4. Is string theory right?
Since the 1980s a tremendous amount of mathematically sophisticated work has been devoted to the development of a quantum theory whose fundamental ingredients are not particles or fields but tiny strings, whose various modes of vibration we observe as the various kinds of elementary particle. One of these modes corresponds to the graviton, the quantum of the gravitational field. String theory if true would not invalidate field theories like the standard model or general relativity; they would just be demoted to “effective field theories,” approximations valid at the scales of distance and energy that we have been able to explore.
String theory is attractive because it incorporates gravitation, it contains no infinities, and its structure is tightly constrained by conditions of mathematical consistency, so apparently there is just one string theory. Unfortunately, although we do not yet know the exact underlying equations of string theory, there are reasons to believe that whatever these equations are, they have a vast number of solutions. I have been a fan of string theory, but it is disappointing that no one so far has succeeded in finding a solution that corresponds to the world we observe.
String theory, combined with the idea of cosmic inflation, leads naturally to the concept of multiverses, “pocket universes” in which the laws of physics would differ from those of our own universe. This possibility, if confirmed, would finally dispel the persistent theological argument for the “strong anthropic principle”: the idea that the laws of physics were designed by God to make possible sentient life that could apprehend and worship Him (i.e. humans). To my mind, that argument is the last redoubt of a natural theology that’s been eroded to virtually nothing by science.
Unfortunately, multiverses may well be impossible to observe, even though they fall naturally out of existing theories of physics. Some physicists, like Paul Davies, claim that multiverses were concocted by physicists solely to dispel the idea of God, but they’re dead wrong. It’s a serious idea that’s been around for a while.
5. Are there multiverses?
Inflation is naturally chaotic. Bubbles form in the expanding universe, each developing into a big or small bang, perhaps each with different values for what we usually call the constants of nature. The inhabitants (if any) of one bubble cannot observe other bubbles, so to them their bubble appears as the whole universe. The whole assembly of all these universes has come to be called the “multiverse.”

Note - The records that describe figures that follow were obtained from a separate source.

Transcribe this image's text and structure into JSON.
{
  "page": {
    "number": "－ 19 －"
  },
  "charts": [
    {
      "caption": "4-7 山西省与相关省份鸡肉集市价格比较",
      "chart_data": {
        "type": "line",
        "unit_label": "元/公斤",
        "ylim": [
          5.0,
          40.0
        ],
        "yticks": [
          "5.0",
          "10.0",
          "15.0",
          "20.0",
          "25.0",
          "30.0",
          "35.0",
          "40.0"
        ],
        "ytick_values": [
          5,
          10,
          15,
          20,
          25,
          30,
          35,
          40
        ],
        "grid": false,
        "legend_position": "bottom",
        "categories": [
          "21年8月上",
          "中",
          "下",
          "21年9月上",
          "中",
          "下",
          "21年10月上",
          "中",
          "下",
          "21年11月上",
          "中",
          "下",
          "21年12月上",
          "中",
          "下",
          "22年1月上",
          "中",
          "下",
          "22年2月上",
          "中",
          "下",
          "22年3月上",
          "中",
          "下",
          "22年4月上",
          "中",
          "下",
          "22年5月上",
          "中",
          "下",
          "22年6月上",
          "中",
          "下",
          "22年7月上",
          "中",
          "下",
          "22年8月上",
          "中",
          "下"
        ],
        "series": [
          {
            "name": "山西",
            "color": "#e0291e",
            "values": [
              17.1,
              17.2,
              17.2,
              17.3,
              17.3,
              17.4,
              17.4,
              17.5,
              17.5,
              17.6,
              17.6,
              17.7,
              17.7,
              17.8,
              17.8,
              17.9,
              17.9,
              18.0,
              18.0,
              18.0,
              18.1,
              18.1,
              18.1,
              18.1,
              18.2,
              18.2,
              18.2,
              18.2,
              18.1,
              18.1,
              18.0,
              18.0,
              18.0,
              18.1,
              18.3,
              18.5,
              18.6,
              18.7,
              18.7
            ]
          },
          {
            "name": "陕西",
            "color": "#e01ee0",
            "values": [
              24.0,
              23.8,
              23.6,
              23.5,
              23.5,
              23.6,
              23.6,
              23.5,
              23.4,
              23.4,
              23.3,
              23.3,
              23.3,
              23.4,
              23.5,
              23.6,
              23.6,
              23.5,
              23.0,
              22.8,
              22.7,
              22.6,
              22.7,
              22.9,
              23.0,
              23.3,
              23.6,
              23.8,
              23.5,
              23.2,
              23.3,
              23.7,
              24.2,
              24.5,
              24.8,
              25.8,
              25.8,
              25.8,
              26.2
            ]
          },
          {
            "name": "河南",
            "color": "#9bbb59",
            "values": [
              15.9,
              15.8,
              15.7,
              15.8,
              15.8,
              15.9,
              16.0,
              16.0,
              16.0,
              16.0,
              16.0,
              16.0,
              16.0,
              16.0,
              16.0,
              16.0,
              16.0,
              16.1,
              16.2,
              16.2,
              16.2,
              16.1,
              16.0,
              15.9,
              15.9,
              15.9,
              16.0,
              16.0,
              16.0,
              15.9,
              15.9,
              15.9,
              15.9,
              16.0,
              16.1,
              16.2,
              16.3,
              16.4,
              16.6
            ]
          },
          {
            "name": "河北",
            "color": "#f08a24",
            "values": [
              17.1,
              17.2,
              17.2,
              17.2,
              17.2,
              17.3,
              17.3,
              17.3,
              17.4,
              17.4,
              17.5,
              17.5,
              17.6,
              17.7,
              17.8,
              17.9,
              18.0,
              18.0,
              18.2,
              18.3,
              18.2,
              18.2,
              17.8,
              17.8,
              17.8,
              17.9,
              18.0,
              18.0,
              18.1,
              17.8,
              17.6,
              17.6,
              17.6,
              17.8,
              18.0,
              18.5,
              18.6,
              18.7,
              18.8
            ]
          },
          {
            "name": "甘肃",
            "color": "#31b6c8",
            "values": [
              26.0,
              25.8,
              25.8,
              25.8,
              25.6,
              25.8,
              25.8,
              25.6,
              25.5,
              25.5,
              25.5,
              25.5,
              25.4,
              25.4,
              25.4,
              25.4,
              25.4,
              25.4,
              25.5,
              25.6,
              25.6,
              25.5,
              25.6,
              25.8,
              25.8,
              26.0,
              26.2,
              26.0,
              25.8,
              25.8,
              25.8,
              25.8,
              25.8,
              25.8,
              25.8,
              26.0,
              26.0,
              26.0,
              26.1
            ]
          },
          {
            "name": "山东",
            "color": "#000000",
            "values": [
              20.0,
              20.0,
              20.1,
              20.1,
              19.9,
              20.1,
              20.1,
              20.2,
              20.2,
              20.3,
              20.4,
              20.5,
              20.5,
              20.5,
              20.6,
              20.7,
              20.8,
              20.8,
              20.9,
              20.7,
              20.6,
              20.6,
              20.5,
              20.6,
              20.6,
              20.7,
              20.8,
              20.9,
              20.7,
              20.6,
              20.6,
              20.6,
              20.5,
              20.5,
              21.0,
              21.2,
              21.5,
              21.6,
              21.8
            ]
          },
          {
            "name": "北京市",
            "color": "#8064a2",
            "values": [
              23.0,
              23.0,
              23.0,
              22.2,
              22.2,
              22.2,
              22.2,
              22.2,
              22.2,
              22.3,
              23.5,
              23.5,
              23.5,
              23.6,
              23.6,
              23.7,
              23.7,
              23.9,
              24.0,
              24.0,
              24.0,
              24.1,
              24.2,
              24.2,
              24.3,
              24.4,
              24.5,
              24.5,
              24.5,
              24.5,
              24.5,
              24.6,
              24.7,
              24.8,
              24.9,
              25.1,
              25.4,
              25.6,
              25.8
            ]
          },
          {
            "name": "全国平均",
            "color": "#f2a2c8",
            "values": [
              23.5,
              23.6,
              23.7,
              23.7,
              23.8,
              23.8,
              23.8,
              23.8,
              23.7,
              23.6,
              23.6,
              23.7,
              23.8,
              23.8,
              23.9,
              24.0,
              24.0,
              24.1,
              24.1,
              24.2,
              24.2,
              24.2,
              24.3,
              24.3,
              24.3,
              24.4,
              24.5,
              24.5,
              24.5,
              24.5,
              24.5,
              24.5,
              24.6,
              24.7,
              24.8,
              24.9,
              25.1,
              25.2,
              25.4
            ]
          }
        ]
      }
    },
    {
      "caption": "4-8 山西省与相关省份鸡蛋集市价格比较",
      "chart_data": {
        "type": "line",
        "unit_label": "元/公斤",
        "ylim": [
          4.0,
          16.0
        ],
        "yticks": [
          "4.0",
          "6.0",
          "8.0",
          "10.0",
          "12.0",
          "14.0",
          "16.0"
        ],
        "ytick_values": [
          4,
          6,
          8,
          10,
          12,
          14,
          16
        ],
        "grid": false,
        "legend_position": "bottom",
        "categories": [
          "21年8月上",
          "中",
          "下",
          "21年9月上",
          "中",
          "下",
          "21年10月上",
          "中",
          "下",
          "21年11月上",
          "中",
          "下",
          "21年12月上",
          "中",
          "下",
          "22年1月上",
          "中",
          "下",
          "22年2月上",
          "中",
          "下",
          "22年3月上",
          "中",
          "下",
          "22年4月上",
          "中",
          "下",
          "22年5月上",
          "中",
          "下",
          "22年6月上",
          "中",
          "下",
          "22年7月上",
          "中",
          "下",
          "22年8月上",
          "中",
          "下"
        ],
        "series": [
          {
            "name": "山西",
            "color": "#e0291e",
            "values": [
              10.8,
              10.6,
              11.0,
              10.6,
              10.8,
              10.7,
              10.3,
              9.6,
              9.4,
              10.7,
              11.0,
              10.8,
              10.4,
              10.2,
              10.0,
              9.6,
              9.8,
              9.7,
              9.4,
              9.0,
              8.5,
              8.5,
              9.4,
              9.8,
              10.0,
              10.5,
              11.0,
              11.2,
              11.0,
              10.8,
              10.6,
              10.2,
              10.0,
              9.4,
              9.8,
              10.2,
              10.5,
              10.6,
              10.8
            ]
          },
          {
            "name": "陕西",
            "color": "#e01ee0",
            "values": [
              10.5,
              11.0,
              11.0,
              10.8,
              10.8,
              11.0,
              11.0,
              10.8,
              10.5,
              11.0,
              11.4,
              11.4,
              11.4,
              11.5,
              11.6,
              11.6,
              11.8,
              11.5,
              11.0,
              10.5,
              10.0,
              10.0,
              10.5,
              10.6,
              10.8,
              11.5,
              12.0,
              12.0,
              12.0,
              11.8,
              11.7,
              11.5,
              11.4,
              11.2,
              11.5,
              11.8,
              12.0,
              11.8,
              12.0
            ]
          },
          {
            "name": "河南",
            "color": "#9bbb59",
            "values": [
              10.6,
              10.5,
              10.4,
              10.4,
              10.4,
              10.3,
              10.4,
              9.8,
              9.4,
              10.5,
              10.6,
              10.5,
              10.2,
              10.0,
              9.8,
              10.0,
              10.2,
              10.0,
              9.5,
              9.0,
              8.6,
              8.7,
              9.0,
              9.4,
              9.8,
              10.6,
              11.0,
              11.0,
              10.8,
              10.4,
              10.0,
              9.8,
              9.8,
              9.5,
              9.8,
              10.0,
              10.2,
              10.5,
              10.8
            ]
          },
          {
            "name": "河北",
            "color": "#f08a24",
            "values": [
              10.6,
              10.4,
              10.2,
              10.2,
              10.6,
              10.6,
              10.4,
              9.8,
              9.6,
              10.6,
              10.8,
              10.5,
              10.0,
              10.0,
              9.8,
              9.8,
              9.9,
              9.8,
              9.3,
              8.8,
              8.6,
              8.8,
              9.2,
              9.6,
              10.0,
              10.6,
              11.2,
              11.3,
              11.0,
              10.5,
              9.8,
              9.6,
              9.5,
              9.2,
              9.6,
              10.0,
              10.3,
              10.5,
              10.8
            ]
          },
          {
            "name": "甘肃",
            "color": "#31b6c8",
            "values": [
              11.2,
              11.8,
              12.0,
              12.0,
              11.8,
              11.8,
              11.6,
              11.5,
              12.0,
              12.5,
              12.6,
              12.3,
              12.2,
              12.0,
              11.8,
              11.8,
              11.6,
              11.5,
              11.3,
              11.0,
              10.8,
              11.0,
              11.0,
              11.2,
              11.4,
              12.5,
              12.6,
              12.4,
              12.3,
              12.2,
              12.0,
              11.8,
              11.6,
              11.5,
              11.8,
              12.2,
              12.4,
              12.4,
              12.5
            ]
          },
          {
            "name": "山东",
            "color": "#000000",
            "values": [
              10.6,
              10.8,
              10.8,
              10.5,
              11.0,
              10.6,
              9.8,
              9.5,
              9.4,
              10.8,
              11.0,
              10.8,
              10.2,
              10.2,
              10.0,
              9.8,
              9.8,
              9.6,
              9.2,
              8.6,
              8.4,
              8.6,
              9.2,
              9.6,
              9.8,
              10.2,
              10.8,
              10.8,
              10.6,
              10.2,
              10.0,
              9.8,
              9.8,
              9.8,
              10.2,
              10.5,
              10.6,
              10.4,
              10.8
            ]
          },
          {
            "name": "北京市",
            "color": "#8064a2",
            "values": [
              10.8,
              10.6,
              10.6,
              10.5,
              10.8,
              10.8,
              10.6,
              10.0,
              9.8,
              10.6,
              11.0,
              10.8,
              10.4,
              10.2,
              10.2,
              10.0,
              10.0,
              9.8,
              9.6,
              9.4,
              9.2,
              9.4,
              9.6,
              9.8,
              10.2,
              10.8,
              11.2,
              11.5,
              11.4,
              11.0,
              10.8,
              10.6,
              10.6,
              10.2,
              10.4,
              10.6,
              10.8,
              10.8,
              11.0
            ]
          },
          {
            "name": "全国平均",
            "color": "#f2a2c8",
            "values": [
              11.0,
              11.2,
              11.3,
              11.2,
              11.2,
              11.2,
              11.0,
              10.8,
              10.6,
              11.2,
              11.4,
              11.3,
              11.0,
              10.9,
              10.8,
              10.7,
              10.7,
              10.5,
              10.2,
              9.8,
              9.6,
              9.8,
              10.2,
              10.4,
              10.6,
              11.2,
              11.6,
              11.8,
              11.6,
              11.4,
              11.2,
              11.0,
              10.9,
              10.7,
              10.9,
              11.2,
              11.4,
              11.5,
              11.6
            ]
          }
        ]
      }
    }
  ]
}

These bubbles may realize all the different solutions of the equations of string theory. If this is true, then the hope of finding a rational explanation for the precise values of quark masses and other constants of the standard model that we observe in our big bang is doomed, for their values would be an accident of the particular part of the multiverse in which we live. We would have to content ourselves with a crude anthropic explanation for some aspects of the universe we see: any beings like ourselves that are capable of studying the universe must be in a part of the universe in which the constants of nature allow the evolution of life and intelligence. Man may indeed be the measure of all things, though not quite in the sense intended by Protagoras.
What better way to spend a lazy Sunday than contemplating the mysteries of the cosmos?